When I was asked to design a tartan for Kenya a few years ago I laughed at the idea. Howver I gave the matter some thought and eventually came up with a plan.
Today I have 22 African tartans, produce some 20+ products in each including 8 in wrapping paper, deal with all the High Commissions and National Tourist Boards and am called the 'Scottish Ambassador to Africa'. I work with World Women Trade Fair and Africa Health trust and have a dozen joint projects on the go.
Last November I launched the first 'tartans for Africa' fashion show at Strathclyde University and have been invited to take it to San Francisco and Cape Town. My products now range from a shet of paper at £1.25 to cocktail dresses at £200.00. so that everyone can make some sort of contribution to humanitarian projects throughout Africa. I sell the paper to ngo's churches schools so they can raise funds for their own projects and generate awareness.
By designing tartans using the colours in the flags of African countries Ive been able to give an international inter-tribal symbol of identity and help raise awareness. Products mean that people can contribute to and associate with countries rather than just give invisible donations. A percentage of profits goes to help set up businesses by having the cloth made in cotton so that we can establish womens co-operatives in each country making clothes for domestic use and export. ( To me ethical is more than just importing organic cotton, its allowing people to make the finished goods and share the profits).

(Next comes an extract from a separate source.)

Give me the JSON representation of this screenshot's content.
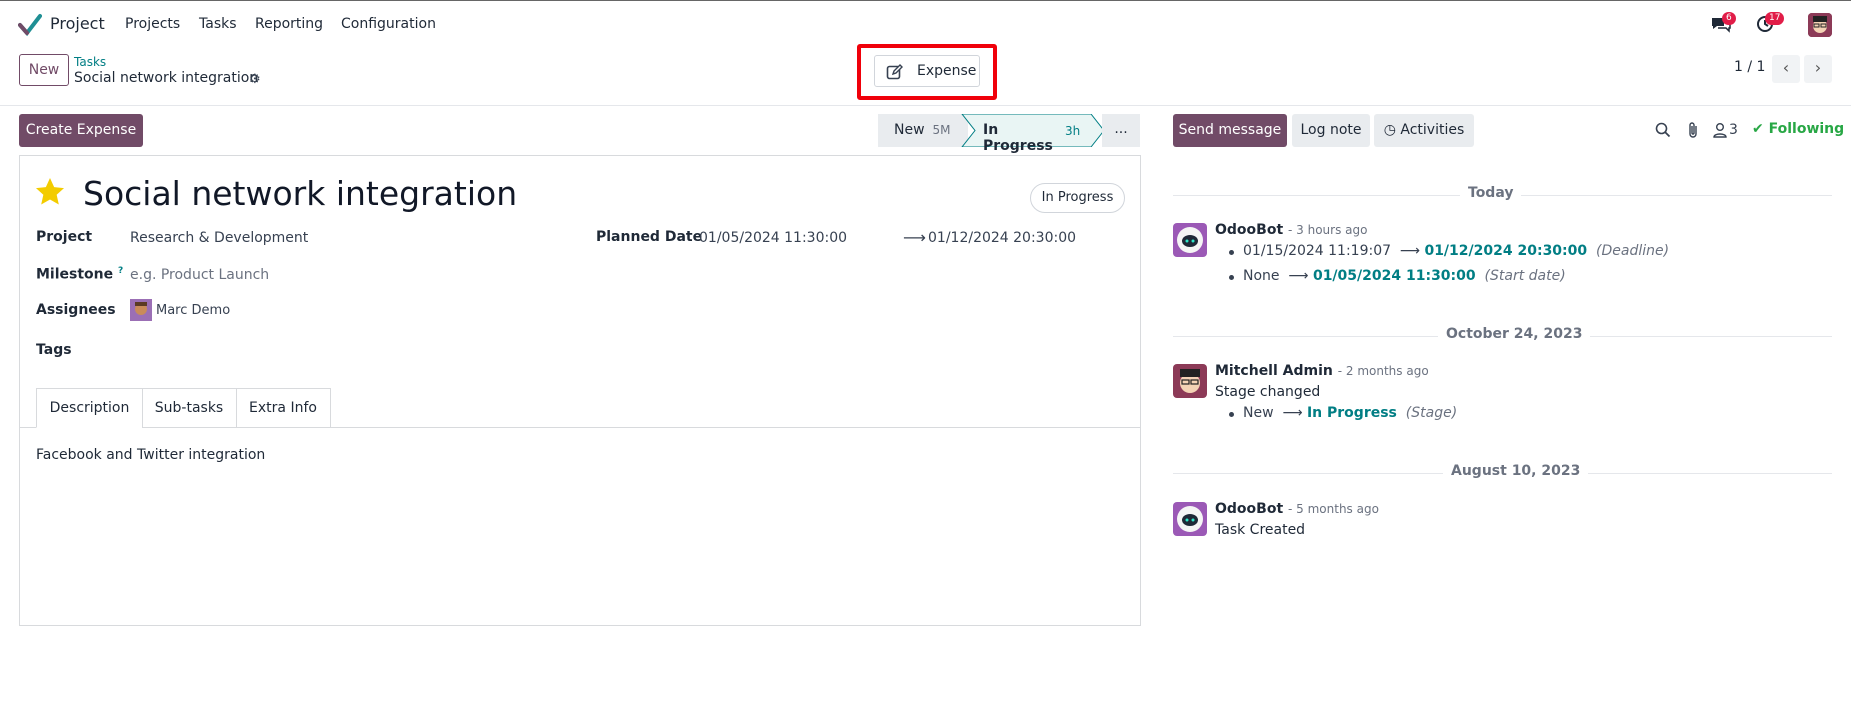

World Women Trade Fair provide equipment training and access to markets.
The South African tartan is to be launched in South Africa on SA Heritage Day from the top of table mountain in front of tv and press. In March there will be an all-African World Cup2010 fashion show and fair in CapeTown and African designers are being encouraged to take part. There are various smaller projects taking place in other African countries and were about to branch out into Europe with this idea.
The fashion show will also be staged by ABC Channel 7 in San Francisco.
There is no real limit to the scope of this project and virtually anything is possible. Last June we had African craftworkers selling their own tartan wrapping paper to people from all over the world at Rotary International in LA . This autumn Nigerian craftworkers will be dressed in their national tartan selling matching wrapping paper and carrier bags in Italy and Germany. Next month I have an Englisman wearing a Malawi tartan kilt to a wedding in DR Congo and I still have 30 African countries to go.